How many registers does an x86-64 CPU have? (2020)

(blog.yossarian.net)

27 points | by tosh 2 hours ago

4 comments

  • JonChesterfield 1 hour ago
    Good post! Stuff I didn't know x64 has. Sadly doesn't answer the "how many registers are behind rax" question I was hoping for, I'd love to know how many outstanding writes one can have to the various architectural registers before the renaming machinery runs out and things stall. Not really for immediate application to life, just a missing part of my mental cost model for x64.
  • nefsim 1 hour ago
    Even though this post is from 2020, it’s still a classic reference. It’s especially relevant now to revisit this baseline considering Intel’s APX which aims to double the GPRs to 32. Understanding how we got here is key to appreciating where the architecture is headed next.
  • fuhsnn 1 hour ago
    Intel's next gen will add 16 more general purpose registers. Can't wait for the benchmarks.
    • Joker_vD 1 hour ago
      So every function call will need to spill even more call-clobbered registers to the stack!

      Like, I get that leaf functions with truly huge computational cores are a thing that would benefit from more ISA-visible registers, but... don't we have GPUs for that now? And TPUs? NPUs? Whatever those things are called?

      • jandrewrogers 54 minutes ago
        Most function calls are aggressively inlined by the compiler such that they are no longer "function calls". More registers will make that even more effective.
      • throwaway17_17 1 hour ago
        Why does having more more registers lead to spilling? I would assume (probably) incorrectly, that more registers means less spill. Are you talking about calls inside other calls which cause the outer scope arguments to be preemptively spilled so the inner scope data can be pre placed in registers?
        • Joker_vD 8 minutes ago
          So, let's take a function with 40 alive temporaries at a point where it needs to call a helper function of, say, two arguments.

          On a 16 register machine with 9 call-clobbered registers and 7 call-invariant ones (one of which is the stack pointer) we put 6 temporaries into call-invariant registers (so there are 6 spills in the prologue of this big function), another 9 into the call-clobbered registers; 2 of those 9 are the helper function's arguments, but 7 other temporaries have to be spilled to survive the call.
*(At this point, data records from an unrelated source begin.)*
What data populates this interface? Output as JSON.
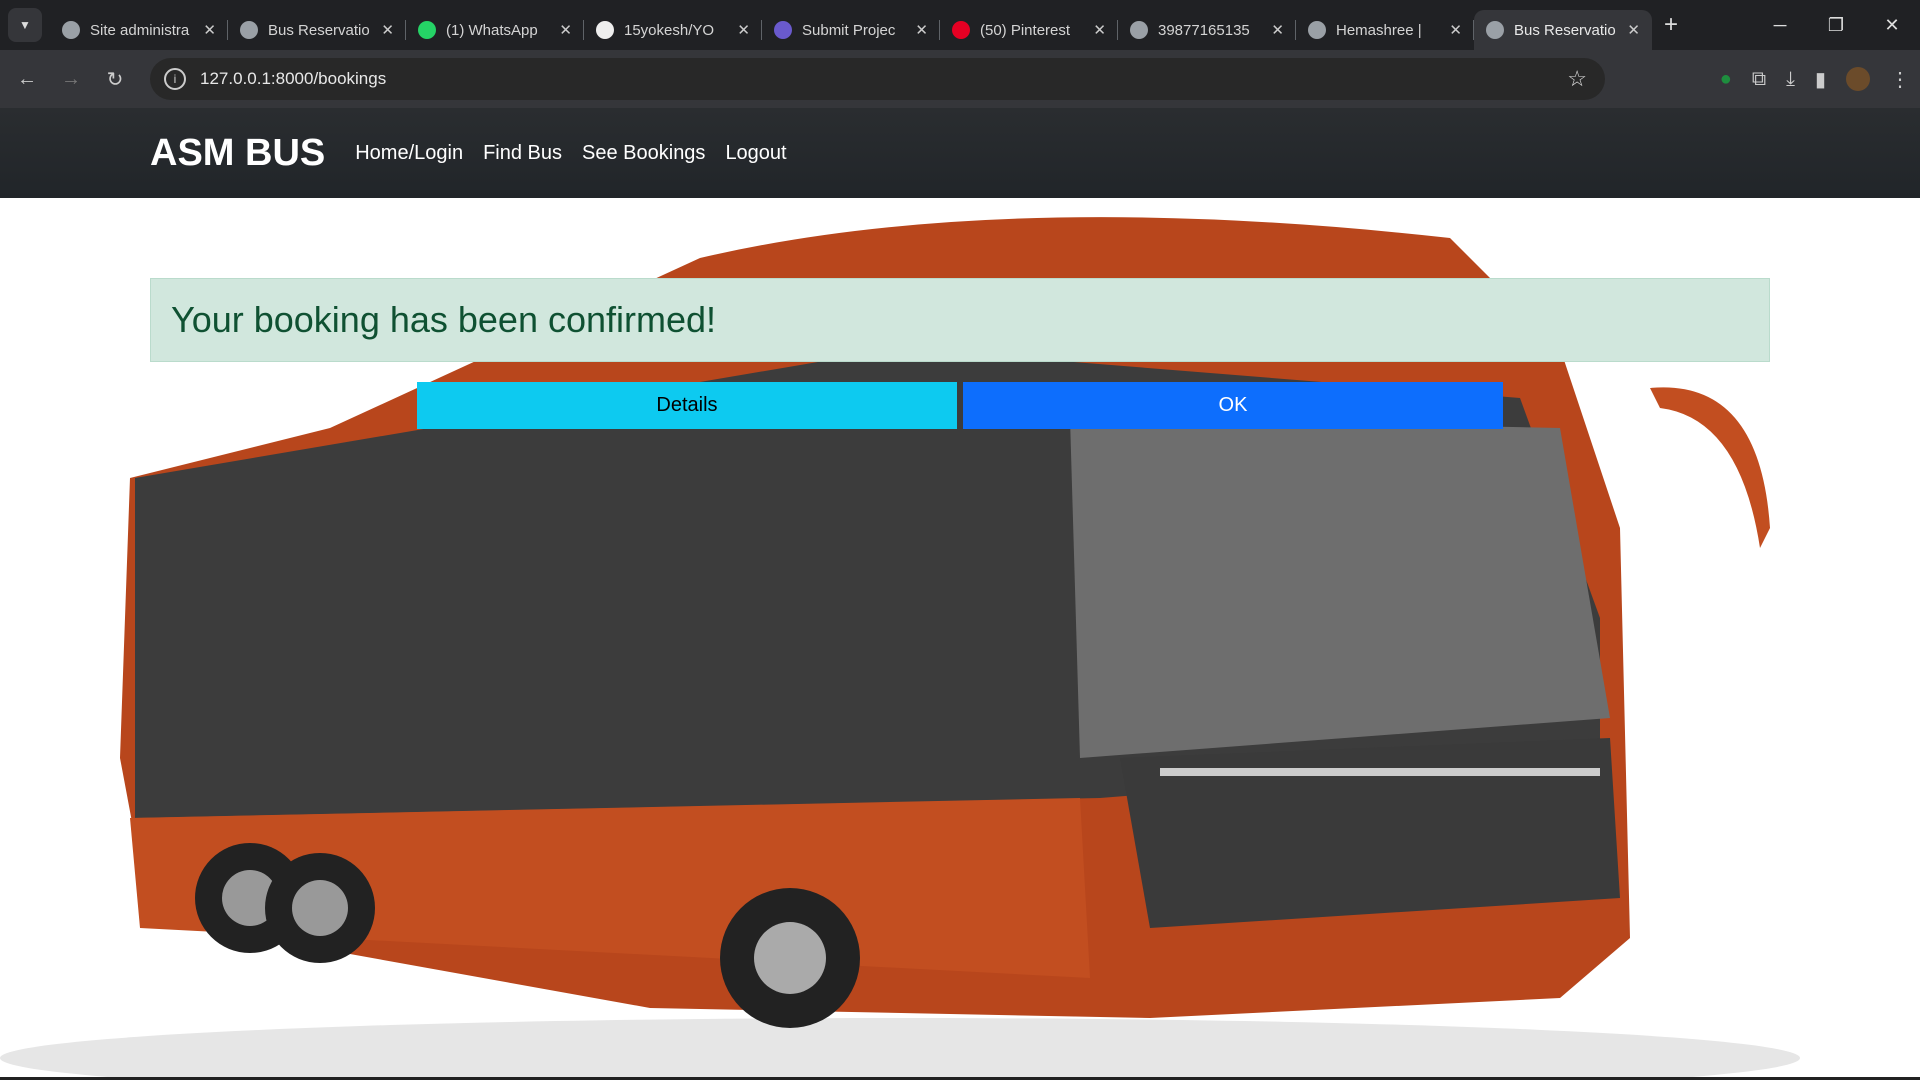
{
  "browser": {
    "tabs": [
      {
        "title": "Site administra",
        "icon": "globe-icon"
      },
      {
        "title": "Bus Reservatio",
        "icon": "globe-icon"
      },
      {
        "title": "(1) WhatsApp",
        "icon": "whatsapp-icon"
      },
      {
        "title": "15yokesh/YO",
        "icon": "github-icon"
      },
      {
        "title": "Submit Projec",
        "icon": "submit-icon"
      },
      {
        "title": "(50) Pinterest",
        "icon": "pinterest-icon"
      },
      {
        "title": "39877165135",
        "icon": "globe-icon"
      },
      {
        "title": "Hemashree | ",
        "icon": "globe-icon"
      },
      {
        "title": "Bus Reservatio",
        "icon": "globe-icon",
        "active": true
      }
    ],
    "url": "127.0.0.1:8000/bookings"
  },
  "navbar": {
    "brand": "ASM BUS",
    "links": [
      "Home/Login",
      "Find Bus",
      "See Bookings",
      "Logout"
    ]
  },
  "alert": {
    "message": "Your booking has been confirmed!",
    "color": "#d1e7dd"
  },
  "buttons": {
    "details": "Details",
    "ok": "OK"
  },
  "colors": {
    "details": "#0dcaf0",
    "ok": "#0d6efd",
    "bus": "#b8461c"
  }
}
And the rest 25 temporaries live on the stack in the first place.

          If we instead take a machine with 31 registers, 19 being call-clobbered and 12 call-invariant ones (one of which is a stack pointer), we can put 11 temporaries into call-invariant registers (so there are 11 spills in the prologue of this big function), and another 19 into the call-clobbered registers; 2 of those 19 are the helper function's arguments, so 17 other temporaries have to be spilled to survive the call. And the rest of 10 temporaries live on the stack in the first place.

          So, there seems to be more spilling/reloading whether you count pre-emptive spills or the on-demand-at-the-call-site spills, at least to me.
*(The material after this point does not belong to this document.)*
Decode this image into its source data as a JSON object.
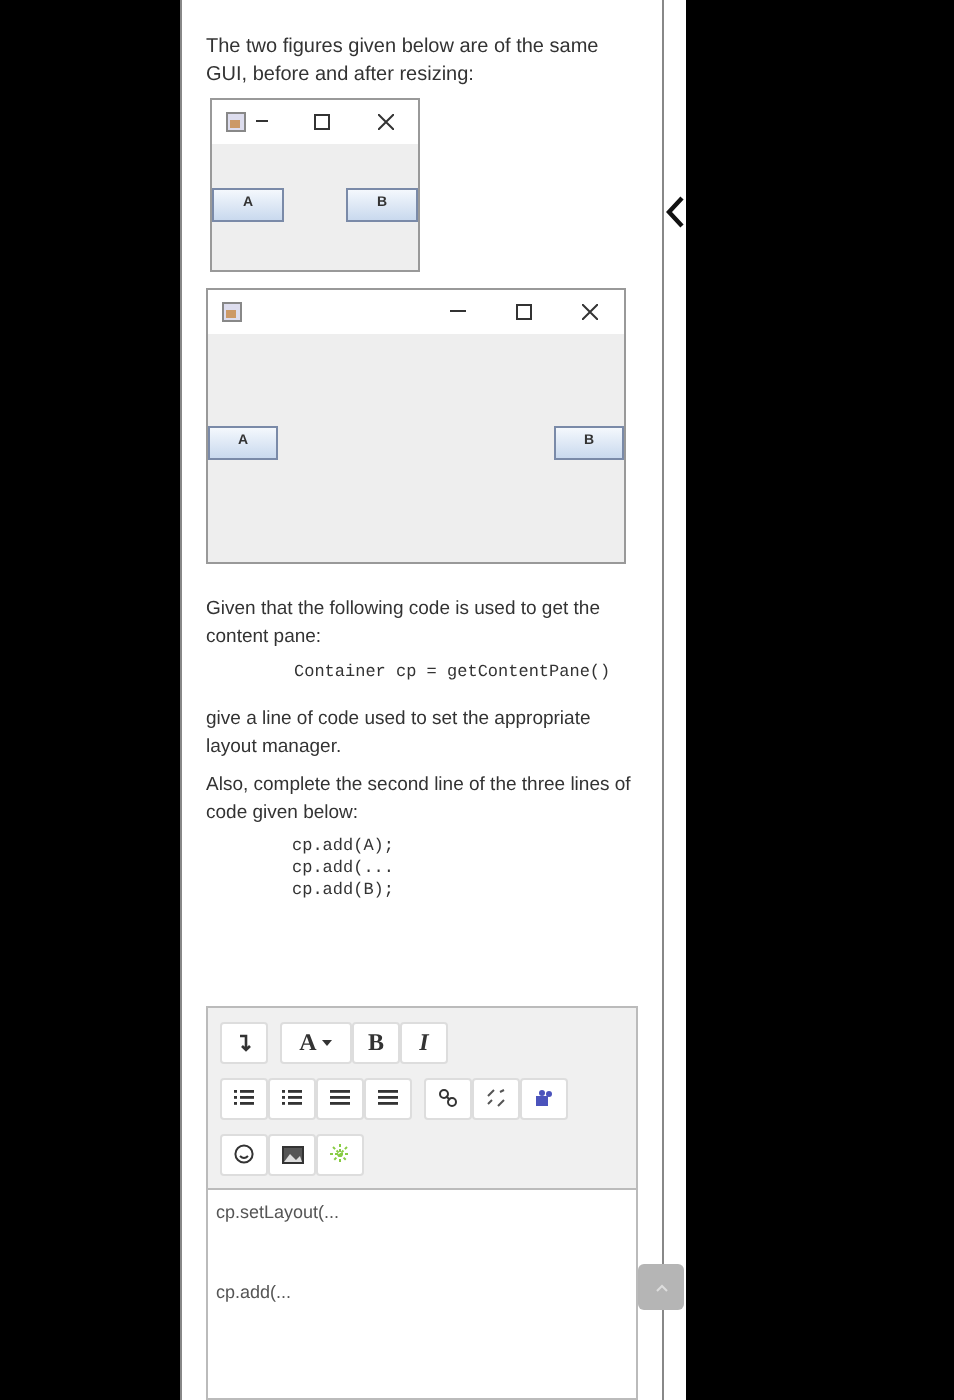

        • CamelCaseCondo 44 minutes ago
          op is probably referring to the push all/pop all approach.
          • Joker_vD 6 minutes ago
            No, I don't. I use a common "spill definitely reused call-invariant registers at the prologue, spill call-clobbered registers that need to survive a call at precisely the call site" approach, see the sibling comment for the arithmetic.
    • BobbyTables2 23 minutes ago
      How are they adding GPRs? Won’t that utterly break how instructions are encoded?

      That would be a major headache — even if current instruction encodings were somehow preserved.
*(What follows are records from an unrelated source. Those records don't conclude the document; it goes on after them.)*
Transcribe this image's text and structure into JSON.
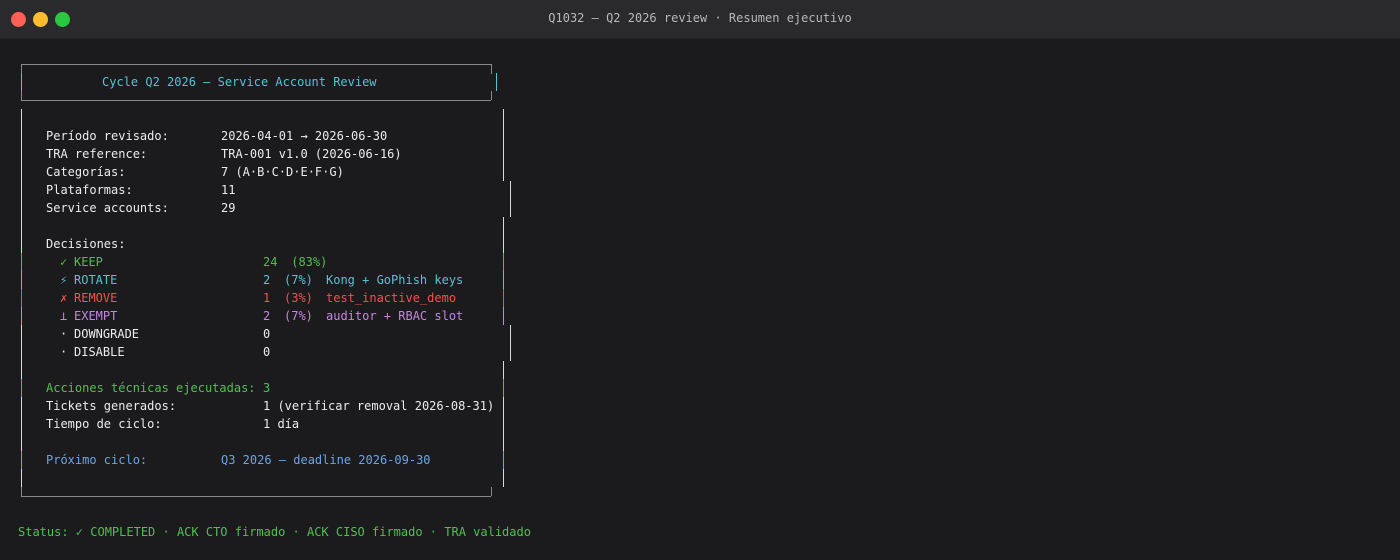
{
  "window": {
    "title": "Q1032 — Q2 2026 review · Resumen ejecutivo"
  },
  "box": {
    "title": "Cycle Q2 2026 — Service Account Review",
    "fields": [
      {
        "label": "Período revisado:",
        "value": "2026‑04‑01 → 2026‑06‑30"
      },
      {
        "label": "TRA reference:",
        "value": "TRA‑001 v1.0 (2026‑06‑16)"
      },
      {
        "label": "Categorías:",
        "value": "7 (A·B·C·D·E·F·G)"
      },
      {
        "label": "Plataformas:",
        "value": "11"
      },
      {
        "label": "Service accounts:",
        "value": "29"
      }
    ],
    "decisions_label": "Decisiones:",
    "decisions": [
      {
        "icon": "✓",
        "name": "KEEP",
        "count": "24",
        "pct": " (83%)",
        "note": "",
        "color": "#4fc04f"
      },
      {
        "icon": "⚡",
        "name": "ROTATE",
        "count": "2",
        "pct": "(7%)",
        "note": "Kong + GoPhish keys",
        "color": "#56c2d6"
      },
      {
        "icon": "✗",
        "name": "REMOVE",
        "count": "1",
        "pct": "(3%)",
        "note": "test_inactive_demo",
        "color": "#f0524f"
      },
      {
        "icon": "⊥",
        "name": "EXEMPT",
        "count": "2",
        "pct": "(7%)",
        "note": "auditor + RBAC slot",
        "color": "#c586e0"
      },
      {
        "icon": "·",
        "name": "DOWNGRADE",
        "count": "0",
        "pct": "",
        "note": "",
        "color": "#ececec"
      },
      {
        "icon": "·",
        "name": "DISABLE",
        "count": "0",
        "pct": "",
        "note": "",
        "color": "#ececec"
      }
    ],
    "actions": {
      "label": "Acciones técnicas ejecutadas:",
      "value": "3"
    },
    "tickets": {
      "label": "Tickets generados:",
      "value": "1 (verificar removal 2026‑08‑31)"
    },
    "cycle_time": {
      "label": "Tiempo de ciclo:",
      "value": "1 día"
    },
    "next_cycle": {
      "label": "Próximo ciclo:",
      "value": "Q3 2026 — deadline 2026‑09‑30"
    }
  },
  "status_line": "Status: ✓ COMPLETED · ACK CTO firmado · ACK CISO firmado · TRA validado",
  "colors": {
    "background": "#1b1b1d",
    "titlebar": "#2a2a2c",
    "keep": "#4fc04f",
    "rotate": "#56c2d6",
    "remove": "#f0524f",
    "exempt": "#c586e0",
    "next_cycle": "#6ba4e6"
  }
}
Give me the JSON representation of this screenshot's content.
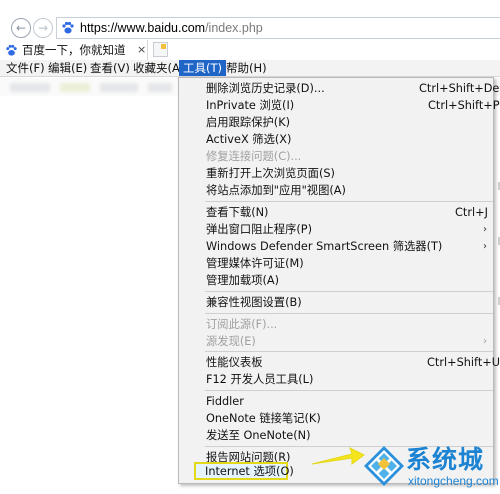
{
  "address_bar": {
    "url_main": "https://www.baidu.com",
    "url_path": "/index.php"
  },
  "tab": {
    "title": "百度一下，你就知道",
    "close_glyph": "×"
  },
  "menu_bar": {
    "items": [
      "文件(F)",
      "编辑(E)",
      "查看(V)",
      "收藏夹(A)",
      "工具(T)",
      "帮助(H)"
    ],
    "active_item": "工具(T)"
  },
  "tools_menu": {
    "items": [
      {
        "label": "删除浏览历史记录(D)...",
        "shortcut": "Ctrl+Shift+Del"
      },
      {
        "label": "InPrivate 浏览(I)",
        "shortcut": "Ctrl+Shift+P"
      },
      {
        "label": "启用跟踪保护(K)",
        "shortcut": ""
      },
      {
        "label": "ActiveX 筛选(X)",
        "shortcut": ""
      },
      {
        "label": "修复连接问题(C)...",
        "shortcut": "",
        "disabled": true
      },
      {
        "label": "重新打开上次浏览页面(S)",
        "shortcut": ""
      },
      {
        "label": "将站点添加到\"应用\"视图(A)",
        "shortcut": ""
      },
      {
        "label": "查看下载(N)",
        "shortcut": "Ctrl+J"
      },
      {
        "label": "弹出窗口阻止程序(P)",
        "shortcut": "",
        "submenu": true
      },
      {
        "label": "Windows Defender SmartScreen 筛选器(T)",
        "shortcut": "",
        "submenu": true
      },
      {
        "label": "管理媒体许可证(M)",
        "shortcut": ""
      },
      {
        "label": "管理加载项(A)",
        "shortcut": ""
      },
      {
        "label": "兼容性视图设置(B)",
        "shortcut": ""
      },
      {
        "label": "订阅此源(F)...",
        "shortcut": "",
        "disabled": true
      },
      {
        "label": "源发现(E)",
        "shortcut": "",
        "disabled": true,
        "submenu": true
      },
      {
        "label": "性能仪表板",
        "shortcut": "Ctrl+Shift+U"
      },
      {
        "label": "F12 开发人员工具(L)",
        "shortcut": ""
      },
      {
        "label": "Fiddler",
        "shortcut": ""
      },
      {
        "label": "OneNote 链接笔记(K)",
        "shortcut": ""
      },
      {
        "label": "发送至 OneNote(N)",
        "shortcut": ""
      },
      {
        "label": "报告网站问题(R)",
        "shortcut": ""
      },
      {
        "label": "Internet 选项(O)",
        "shortcut": "",
        "highlighted": true
      }
    ],
    "submenu_glyph": "›"
  },
  "watermark": {
    "title": "系统城",
    "subtitle": "xitongcheng.com"
  },
  "colors": {
    "menu_active_bg": "#1f64c7",
    "highlight_border": "#e3d81a",
    "watermark_blue": "#1d83d3"
  },
  "icons": {
    "back": "back-arrow-icon",
    "forward": "forward-arrow-icon",
    "site": "baidu-paw-icon",
    "new_tab": "new-tab-icon"
  }
}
      It’s not just about compilers and assemblers. Every single system implementing virtualization has a software emulation of the instruction set - easily 10k lines of very dense code/tables.

      • Joker_vD 5 minutes ago
        The same way AMD added 8 new GPRs, I imagine: by introducing a new instruction prefix.
  • sylware 2 hours ago
    Don't forget x86_64 like ARM is IP-locked, RISC-V is not.